Question

Our frontend JavaScript / Vue code makes uses of a number of "internal" REST endpoints, which are implemented in Java using Jersey/jax-rs.

We have an "informal" specification that lists the different REST operations, and describes the "beans" that are passed in/out. On the java side, we have different bean classes, and we use gson to turn the incoming JSON strings into Java objects.

Lately, I figured that our current setup on the Java side ignores bean fields that are unknown. So when the JS side provides a field that gson can't map to a Java bean class field, nothing happens.

On the one hand, this behavior seems convenient, for example it enables the JS side to do this:

  • calling a GET from the backend, receiving an instance of some X bean
  • adding other information to that object, to then send use it as Y bean on some PUT request

On the other hand, from the statically typed backend point of view, it just feels wrong to ignore incoming data.

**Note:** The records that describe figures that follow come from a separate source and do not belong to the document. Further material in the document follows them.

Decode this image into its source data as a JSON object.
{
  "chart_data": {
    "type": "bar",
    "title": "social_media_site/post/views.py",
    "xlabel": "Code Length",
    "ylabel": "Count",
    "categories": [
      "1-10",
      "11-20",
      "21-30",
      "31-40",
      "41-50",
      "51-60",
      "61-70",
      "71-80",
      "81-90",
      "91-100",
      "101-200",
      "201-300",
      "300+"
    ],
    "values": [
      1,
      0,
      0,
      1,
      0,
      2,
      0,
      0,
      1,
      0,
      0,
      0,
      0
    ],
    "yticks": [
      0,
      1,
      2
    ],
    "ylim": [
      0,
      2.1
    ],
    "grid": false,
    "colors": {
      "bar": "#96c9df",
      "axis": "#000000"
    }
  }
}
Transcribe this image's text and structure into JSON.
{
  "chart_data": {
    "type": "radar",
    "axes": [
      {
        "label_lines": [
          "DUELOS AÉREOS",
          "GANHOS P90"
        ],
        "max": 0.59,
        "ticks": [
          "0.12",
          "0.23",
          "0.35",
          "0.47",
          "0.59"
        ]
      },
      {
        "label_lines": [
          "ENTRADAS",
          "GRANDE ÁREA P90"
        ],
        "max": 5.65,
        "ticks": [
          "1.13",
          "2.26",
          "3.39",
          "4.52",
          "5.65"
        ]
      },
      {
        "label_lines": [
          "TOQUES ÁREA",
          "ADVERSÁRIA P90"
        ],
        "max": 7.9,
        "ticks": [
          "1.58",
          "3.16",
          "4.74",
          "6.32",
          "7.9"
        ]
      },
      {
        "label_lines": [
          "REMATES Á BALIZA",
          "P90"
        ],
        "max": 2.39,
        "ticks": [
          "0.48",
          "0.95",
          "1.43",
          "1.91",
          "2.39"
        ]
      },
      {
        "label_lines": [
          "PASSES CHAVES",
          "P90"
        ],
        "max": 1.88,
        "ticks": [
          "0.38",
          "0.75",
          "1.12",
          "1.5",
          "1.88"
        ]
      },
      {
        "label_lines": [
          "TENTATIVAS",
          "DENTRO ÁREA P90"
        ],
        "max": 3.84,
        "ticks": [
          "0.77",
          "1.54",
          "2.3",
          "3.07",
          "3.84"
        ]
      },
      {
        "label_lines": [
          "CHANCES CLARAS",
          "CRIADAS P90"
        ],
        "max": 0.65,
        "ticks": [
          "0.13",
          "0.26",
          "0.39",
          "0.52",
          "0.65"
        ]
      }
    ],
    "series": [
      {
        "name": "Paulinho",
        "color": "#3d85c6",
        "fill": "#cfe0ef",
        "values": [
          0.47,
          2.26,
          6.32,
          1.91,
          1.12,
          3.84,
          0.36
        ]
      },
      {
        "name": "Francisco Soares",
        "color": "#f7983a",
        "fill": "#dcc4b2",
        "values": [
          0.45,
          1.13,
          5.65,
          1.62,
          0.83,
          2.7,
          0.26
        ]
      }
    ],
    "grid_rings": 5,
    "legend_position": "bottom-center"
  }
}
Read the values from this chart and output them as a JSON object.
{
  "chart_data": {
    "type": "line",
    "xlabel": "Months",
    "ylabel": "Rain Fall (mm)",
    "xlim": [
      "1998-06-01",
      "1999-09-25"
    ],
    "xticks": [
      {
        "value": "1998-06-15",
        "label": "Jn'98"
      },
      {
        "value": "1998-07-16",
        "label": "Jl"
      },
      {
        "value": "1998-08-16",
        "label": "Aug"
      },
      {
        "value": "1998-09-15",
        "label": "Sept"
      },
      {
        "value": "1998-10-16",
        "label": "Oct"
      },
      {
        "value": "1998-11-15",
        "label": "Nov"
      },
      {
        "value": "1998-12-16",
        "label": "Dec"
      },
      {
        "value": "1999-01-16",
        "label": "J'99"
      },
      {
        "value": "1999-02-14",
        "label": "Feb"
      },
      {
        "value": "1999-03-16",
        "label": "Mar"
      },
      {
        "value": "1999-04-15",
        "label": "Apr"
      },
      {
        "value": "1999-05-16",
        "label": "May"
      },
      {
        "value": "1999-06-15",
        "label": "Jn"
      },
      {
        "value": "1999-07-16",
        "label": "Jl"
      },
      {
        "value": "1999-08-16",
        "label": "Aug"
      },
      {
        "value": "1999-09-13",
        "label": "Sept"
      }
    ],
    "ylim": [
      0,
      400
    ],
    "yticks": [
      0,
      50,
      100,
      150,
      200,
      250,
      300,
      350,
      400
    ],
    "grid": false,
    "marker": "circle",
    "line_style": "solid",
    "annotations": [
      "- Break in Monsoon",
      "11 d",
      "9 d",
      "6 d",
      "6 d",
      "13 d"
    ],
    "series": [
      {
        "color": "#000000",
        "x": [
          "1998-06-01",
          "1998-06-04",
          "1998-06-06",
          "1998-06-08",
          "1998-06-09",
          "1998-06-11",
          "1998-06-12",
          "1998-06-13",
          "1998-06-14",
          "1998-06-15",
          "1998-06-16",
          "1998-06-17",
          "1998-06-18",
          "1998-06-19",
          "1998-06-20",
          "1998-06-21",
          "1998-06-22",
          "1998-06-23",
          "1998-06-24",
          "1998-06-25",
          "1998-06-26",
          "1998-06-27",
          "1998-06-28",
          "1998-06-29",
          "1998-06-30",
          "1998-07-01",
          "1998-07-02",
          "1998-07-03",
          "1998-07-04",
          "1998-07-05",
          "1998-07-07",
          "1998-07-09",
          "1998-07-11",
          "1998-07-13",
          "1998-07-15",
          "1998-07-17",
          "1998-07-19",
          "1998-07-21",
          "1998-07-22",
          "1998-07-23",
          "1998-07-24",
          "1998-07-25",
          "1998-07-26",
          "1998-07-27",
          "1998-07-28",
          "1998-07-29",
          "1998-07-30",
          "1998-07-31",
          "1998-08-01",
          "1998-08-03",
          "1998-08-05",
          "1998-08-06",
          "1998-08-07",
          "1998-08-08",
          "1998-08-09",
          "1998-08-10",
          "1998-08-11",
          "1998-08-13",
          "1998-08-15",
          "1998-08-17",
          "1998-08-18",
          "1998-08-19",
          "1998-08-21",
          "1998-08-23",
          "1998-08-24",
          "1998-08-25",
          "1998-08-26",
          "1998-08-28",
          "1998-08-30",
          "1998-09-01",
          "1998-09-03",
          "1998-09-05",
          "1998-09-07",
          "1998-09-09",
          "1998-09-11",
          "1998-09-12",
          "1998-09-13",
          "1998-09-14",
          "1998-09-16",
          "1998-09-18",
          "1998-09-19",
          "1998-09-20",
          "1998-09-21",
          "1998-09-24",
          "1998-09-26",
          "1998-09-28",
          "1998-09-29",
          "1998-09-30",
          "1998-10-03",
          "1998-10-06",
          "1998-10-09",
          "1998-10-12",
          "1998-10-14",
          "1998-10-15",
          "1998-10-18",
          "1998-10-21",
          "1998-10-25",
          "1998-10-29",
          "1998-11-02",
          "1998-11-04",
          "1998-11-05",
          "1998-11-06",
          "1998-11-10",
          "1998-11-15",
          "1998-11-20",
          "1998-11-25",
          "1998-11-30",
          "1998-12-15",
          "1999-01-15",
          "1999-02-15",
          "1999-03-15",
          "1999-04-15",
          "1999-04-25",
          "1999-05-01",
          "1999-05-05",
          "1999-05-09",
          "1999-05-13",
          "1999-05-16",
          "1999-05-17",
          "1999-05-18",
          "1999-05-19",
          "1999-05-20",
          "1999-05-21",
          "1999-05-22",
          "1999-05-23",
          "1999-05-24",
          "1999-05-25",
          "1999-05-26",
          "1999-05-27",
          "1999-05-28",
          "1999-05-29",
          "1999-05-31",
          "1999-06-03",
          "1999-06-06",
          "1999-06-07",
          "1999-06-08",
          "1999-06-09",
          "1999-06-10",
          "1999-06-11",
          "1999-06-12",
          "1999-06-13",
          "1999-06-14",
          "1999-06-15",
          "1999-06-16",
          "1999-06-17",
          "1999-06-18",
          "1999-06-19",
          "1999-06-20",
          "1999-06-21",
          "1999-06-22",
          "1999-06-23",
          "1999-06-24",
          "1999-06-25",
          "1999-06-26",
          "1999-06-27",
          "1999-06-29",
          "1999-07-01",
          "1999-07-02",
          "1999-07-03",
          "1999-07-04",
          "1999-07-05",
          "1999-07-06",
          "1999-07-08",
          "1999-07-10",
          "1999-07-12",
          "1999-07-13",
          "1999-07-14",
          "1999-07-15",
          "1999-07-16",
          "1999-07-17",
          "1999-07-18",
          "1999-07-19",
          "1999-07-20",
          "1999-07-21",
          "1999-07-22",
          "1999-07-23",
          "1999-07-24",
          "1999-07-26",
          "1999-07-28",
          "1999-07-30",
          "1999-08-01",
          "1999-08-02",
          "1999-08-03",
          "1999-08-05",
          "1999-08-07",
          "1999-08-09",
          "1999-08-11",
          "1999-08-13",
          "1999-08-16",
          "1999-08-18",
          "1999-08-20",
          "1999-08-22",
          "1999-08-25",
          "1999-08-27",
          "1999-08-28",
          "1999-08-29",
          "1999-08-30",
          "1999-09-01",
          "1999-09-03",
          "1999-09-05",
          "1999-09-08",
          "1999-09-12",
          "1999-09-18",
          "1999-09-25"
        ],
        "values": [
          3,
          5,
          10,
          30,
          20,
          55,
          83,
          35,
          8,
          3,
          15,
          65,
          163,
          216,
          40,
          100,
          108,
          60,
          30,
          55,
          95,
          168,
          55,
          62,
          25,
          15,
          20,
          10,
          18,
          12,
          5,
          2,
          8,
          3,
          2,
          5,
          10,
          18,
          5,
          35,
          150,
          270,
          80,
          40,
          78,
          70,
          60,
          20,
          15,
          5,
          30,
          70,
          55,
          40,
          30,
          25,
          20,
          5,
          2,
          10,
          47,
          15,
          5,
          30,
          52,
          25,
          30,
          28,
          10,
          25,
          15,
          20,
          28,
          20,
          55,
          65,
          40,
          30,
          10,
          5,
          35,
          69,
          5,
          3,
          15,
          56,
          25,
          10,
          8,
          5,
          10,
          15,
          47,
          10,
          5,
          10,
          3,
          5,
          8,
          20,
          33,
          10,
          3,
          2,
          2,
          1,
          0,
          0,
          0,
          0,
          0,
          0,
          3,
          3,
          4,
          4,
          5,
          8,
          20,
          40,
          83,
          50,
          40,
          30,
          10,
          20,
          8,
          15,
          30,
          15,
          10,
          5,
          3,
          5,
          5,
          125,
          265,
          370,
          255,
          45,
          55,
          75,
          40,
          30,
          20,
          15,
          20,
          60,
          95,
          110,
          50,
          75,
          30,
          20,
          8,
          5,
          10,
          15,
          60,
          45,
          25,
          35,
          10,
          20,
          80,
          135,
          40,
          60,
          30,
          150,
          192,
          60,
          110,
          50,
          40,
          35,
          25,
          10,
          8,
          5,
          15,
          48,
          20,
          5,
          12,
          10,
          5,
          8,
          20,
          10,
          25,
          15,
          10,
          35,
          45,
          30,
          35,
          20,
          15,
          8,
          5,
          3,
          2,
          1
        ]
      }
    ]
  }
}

My question: are there specific best practices or patterns that apply here? Are there good technical arguments to always allow "unknown" fields, or to always forbid them, and "fail" requests using unknown fields?

Was it helpful?

Solution

Ignoring unknown fields is a (very important) feature of keeping APIs backwards compatible. This is especially important when solutions are deployed at different times. E.g if frontend code has it's own pipeline and backend is in another or backend is split into microservices or even if some code is running where deployment it is impossible to control(in a browser where the user has a page loaded, you can't force them them to reload without inconvenience).

If you want to add a field that goes out to a browser and back it generelly goes something like:

  1. add new field to backend(and release)
  2. update frontend to use new fields(and release)
  3. update backend to require new field(and release)

This helps to minimize errors and enabling splitting code in multiple components.

OTHER TIPS

VALIDATION of messages

In the old days, this was done with WSDL. Now, if you are using JSON, this is less well standardized, but adequately now.

Use JSON Schema

This way, when your clients send non-conforming messages, the developers will IMMEDIATLELY get feedback and not even checkin code that is broken (hopefully). Instead of debugging something weird, days or weeks after code is written.